The revelation comes as a State public health expert said as much as 30 per cent of the WA population could become infected with the virus over the course of its spread.
The Joondalup employee was one of the three health care workers identified by Minister for Health Roger Cook yesterday as contracting the virus.
Another of the workers has been revealed to be working at the Aegis Ascot aged care facility in Bayswater which has gone into a lock-down.
The third health care worker has not yet been identified.
Mr Cook said WA’s cases of the virus have increased to 31 overnight while a further 6582 tests have been returned negative.
“In relation to those people we have a male in his 30s who has travelled from the UK, a male in his 50s who has travelled from Thailand and male in his 20s who has travelled from Ireland via Dubai,” he said.
Mr Cook gave few details about the health workers who had tested positive to the virus and said he would not do so until contact had been made with people who had interacted with them.
“The department is now contract tracing any patients or staff members that they came in contact with and once all close contacts have been notified the Department of Health will release details to the extent we can whilst maintaining patient privacy,” he said.
“They worked across three different areas of health but not in general practice, I can also confirm they were not public sector workers.
“At this stage we can say there is still no community based transmission of the virus in Western Australia and that’s a very good position for us to be in.”
Communicable Disease Control Directorate director Paul Armstrong said he expected there would be community transmission of the virus in the “next couple of weeks”.
He said the Department of Health had a broad range estimated for how many people in WA would be infected with the virus as the pandemic ran its course.
“It depends on how effective our social distancing measures are, we would expect by the end of this and this is going to last several months … that perhaps 20 to 30 or even higher per cent of the population will be infected,” he said.

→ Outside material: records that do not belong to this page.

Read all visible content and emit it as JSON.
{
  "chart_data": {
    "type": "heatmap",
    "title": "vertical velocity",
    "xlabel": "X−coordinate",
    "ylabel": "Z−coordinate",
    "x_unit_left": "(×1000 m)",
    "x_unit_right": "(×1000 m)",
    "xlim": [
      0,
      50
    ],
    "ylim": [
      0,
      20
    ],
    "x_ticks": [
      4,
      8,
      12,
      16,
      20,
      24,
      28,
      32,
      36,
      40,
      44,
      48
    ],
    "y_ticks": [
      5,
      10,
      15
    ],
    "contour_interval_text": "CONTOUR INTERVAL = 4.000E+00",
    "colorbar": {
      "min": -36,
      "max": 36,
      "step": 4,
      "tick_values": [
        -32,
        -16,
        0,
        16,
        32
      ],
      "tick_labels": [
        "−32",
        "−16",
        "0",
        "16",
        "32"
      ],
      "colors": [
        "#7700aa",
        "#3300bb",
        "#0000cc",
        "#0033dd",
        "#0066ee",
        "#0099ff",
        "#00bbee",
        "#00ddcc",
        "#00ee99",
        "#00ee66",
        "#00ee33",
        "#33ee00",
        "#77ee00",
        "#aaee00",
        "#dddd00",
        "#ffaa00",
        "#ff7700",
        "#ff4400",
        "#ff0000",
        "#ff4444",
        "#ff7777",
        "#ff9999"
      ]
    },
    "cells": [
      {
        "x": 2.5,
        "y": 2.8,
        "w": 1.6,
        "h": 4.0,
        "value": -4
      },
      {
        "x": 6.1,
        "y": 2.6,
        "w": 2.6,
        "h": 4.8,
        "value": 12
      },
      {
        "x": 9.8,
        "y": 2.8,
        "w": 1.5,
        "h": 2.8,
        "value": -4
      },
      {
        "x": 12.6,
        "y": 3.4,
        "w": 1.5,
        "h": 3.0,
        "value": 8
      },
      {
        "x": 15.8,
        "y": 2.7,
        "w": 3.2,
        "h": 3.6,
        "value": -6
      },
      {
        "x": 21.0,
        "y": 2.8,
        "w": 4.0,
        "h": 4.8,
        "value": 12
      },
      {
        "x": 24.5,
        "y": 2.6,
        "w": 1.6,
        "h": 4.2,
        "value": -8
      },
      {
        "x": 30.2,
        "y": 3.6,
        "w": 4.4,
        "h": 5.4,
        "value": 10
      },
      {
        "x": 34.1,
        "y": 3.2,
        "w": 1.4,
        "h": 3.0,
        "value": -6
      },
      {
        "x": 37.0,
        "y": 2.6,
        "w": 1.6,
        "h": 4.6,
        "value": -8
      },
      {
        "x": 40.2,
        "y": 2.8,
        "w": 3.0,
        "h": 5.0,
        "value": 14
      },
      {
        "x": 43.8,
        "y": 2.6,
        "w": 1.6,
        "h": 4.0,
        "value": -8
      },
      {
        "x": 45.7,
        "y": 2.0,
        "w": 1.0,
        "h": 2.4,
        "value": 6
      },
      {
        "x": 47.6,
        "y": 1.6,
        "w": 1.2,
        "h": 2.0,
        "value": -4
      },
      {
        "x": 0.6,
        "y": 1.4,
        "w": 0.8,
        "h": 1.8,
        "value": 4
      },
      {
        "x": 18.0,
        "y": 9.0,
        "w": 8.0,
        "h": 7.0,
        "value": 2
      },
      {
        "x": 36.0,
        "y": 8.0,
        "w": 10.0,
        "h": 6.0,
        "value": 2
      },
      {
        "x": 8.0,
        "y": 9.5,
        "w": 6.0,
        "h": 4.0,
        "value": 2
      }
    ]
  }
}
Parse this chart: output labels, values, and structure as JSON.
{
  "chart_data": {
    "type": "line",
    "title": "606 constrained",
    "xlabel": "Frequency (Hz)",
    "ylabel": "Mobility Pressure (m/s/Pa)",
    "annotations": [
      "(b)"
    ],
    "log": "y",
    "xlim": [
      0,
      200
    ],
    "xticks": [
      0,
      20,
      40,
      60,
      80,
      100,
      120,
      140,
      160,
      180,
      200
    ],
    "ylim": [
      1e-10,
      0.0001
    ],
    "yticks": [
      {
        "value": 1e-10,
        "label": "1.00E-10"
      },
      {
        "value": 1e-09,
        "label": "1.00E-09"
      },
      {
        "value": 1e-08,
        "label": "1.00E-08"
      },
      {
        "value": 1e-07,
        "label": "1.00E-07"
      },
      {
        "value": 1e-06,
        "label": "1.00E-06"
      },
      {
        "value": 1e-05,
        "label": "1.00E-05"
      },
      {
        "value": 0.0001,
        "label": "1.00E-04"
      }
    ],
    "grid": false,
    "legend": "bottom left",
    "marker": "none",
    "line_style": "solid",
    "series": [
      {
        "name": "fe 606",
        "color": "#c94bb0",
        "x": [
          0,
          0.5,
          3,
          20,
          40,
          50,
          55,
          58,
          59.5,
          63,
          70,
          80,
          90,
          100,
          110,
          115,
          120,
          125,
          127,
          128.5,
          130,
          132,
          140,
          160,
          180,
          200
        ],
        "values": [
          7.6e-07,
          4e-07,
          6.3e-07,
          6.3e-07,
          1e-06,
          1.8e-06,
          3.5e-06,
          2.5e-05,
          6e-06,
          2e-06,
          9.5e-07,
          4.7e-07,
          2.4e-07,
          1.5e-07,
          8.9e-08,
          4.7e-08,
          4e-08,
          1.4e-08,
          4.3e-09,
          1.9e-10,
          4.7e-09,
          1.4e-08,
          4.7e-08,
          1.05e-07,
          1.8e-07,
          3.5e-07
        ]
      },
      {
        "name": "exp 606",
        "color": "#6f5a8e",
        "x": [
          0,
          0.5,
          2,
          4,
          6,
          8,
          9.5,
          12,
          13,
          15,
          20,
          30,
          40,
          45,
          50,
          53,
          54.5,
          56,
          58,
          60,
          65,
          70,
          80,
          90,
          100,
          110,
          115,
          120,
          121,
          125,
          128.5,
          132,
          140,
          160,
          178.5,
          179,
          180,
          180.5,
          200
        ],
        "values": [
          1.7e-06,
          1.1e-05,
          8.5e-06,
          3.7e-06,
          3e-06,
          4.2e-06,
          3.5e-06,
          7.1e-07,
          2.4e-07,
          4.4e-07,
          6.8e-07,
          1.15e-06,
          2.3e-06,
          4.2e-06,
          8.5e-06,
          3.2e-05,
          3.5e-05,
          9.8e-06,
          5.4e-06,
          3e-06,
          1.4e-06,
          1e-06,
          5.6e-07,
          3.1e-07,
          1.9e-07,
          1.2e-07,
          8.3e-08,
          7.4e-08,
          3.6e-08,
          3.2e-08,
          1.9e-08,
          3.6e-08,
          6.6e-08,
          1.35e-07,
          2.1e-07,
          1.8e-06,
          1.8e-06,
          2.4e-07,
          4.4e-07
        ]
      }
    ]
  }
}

“We just don’t know that yet. It depends on how well our public health measures are put in place to slow the spread down.
“It will reach a point where it burns out and all epidemics do that, that’s not to say the COVID virus won’t be around next year, the year after and the year after that.
“In this first big wave the estimates are not precise but that’s the sort of ballpark we’re looking at.”
The frequency of positive cases is increasing with 13 positive tests returned in just a 24 hour period.